Zeman polemico prima di Roma-Milan: “Siamo stati penalizzati dagli arbitri”

Zdenek Zeman non ha ancora digerito il ko contro il Chievo. Il tecnico boemo alla vigilia della supersfida contro il Milan è tornato sull’ultima sconfitta dei suoi uomini che ha interrotto una striscia positiva di 4 successi consecutivi. L’allenatore della Roma aveva deciso di non parlare nel post partita dell’ultimo match in seguito all’episodio del gol decisivo segnato da Pellissier in posizione molto dubbia. Una rete che aveva scatenato le ire di tutta la compagine capitolina con il boemo che a mente fredda nella classica conferenza stampa pre-partita ha dichiarato:
"Si è visto cosa e a chi è successo – riporta Gazzetta.it – la squadra non ha avuto quello che poteva avere e poteva avere qualche cosa in più. Non ho detto niente dopo perché sarebbero scattate nuove polemiche e poi ormai la partita era andata. Credo che i responsabili dell'organizzazione degli arbitri vedano le partite e in base a quello che hanno visto prendano delle decisioni".

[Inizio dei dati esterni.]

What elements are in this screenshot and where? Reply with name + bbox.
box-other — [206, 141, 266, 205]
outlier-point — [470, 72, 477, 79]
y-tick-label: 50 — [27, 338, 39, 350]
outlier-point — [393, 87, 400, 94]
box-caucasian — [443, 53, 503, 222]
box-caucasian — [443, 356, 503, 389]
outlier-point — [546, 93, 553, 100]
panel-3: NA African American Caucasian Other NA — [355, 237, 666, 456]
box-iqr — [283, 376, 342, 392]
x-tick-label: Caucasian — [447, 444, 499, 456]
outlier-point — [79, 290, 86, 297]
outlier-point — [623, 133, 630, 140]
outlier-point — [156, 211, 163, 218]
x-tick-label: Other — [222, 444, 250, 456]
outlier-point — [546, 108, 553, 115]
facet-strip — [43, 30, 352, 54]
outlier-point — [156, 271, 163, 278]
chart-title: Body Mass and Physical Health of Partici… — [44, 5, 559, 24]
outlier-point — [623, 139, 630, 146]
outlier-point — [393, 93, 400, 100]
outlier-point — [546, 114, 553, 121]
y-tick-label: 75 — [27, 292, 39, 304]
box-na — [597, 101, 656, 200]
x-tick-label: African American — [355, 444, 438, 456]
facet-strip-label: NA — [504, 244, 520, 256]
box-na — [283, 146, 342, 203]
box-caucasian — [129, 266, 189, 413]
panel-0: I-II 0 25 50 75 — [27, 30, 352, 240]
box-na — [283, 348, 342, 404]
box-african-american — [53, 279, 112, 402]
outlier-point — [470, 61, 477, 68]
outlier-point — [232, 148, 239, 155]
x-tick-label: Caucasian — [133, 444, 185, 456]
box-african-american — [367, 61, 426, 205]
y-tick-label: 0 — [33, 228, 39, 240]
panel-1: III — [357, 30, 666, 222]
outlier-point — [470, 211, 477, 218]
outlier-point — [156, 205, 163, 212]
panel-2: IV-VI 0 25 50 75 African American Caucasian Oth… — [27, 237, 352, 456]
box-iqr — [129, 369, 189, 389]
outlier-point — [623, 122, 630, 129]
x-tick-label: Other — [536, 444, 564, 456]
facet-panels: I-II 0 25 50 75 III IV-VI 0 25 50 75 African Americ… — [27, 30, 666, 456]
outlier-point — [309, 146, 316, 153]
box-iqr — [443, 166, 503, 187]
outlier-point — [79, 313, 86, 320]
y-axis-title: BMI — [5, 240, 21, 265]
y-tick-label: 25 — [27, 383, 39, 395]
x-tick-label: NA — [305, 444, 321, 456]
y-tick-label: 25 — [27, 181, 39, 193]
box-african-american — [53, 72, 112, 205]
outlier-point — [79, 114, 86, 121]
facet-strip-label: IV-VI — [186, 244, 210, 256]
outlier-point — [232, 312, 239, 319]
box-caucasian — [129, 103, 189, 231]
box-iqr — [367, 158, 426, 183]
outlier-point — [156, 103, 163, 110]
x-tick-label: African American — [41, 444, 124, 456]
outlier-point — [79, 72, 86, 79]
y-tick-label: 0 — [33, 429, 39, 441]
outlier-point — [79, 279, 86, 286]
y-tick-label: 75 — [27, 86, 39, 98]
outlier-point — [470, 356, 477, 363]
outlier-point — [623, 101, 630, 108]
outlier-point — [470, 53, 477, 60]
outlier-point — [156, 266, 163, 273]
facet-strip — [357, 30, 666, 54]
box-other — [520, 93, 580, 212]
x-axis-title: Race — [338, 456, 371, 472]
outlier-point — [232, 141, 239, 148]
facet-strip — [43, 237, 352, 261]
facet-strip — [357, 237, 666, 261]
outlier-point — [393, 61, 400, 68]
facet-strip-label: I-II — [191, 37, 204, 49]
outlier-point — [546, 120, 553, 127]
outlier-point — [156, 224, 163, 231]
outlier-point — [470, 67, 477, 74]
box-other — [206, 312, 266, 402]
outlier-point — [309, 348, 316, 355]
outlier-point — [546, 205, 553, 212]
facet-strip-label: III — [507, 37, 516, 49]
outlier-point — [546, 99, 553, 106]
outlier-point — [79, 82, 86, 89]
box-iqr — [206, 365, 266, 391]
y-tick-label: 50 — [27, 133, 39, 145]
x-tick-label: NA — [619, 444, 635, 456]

Zeman ha ovviamente detto la sua sul prossimo big match contro il Milan, una squadra ritrovatasi:
“Il Milan è sempre il Milan. L'anno scorso ha perso lo scudetto all'ultima partita. E' sempre una squadra importante. E' vero che sono andati via giocatori importanti, ma hanno trovato il capocannoniere che ha sostituito Ibrahimovic. El Shaarawy ha fatto notevoli passi in avanti, lo avevo visto in Serie B".
Nessuna indicazione sulla formazione anti-Milan per Zeman che ha fatto il punto sul suo centrocampo e sulla posizione in campo di De Rossi:
"Florenzi fa meglio la fase offensiva, mentre Bradley quella difensiva. De Rossi? Se ne parla dall'inizio del campionato. Può giocare a destra o a sinistra e come mediano centrale. Sì, può fare anche quello in modo più difensivo rispetto a Tachtsidis".
In conclusione anche una battuta sui primi sei mesi da allenatore della Roma:
“Sarei stato più felice con i 10 punti che abbiamo buttato per strada. Come espressione di gioco sono contento. Vediamo cosa ci riserva il futuro. Lavoreremo e si può migliorare. La partita con il Milan è importante, ma lo saranno anche quella con il Catania o con il Napoli. I conti si fanno alla fine".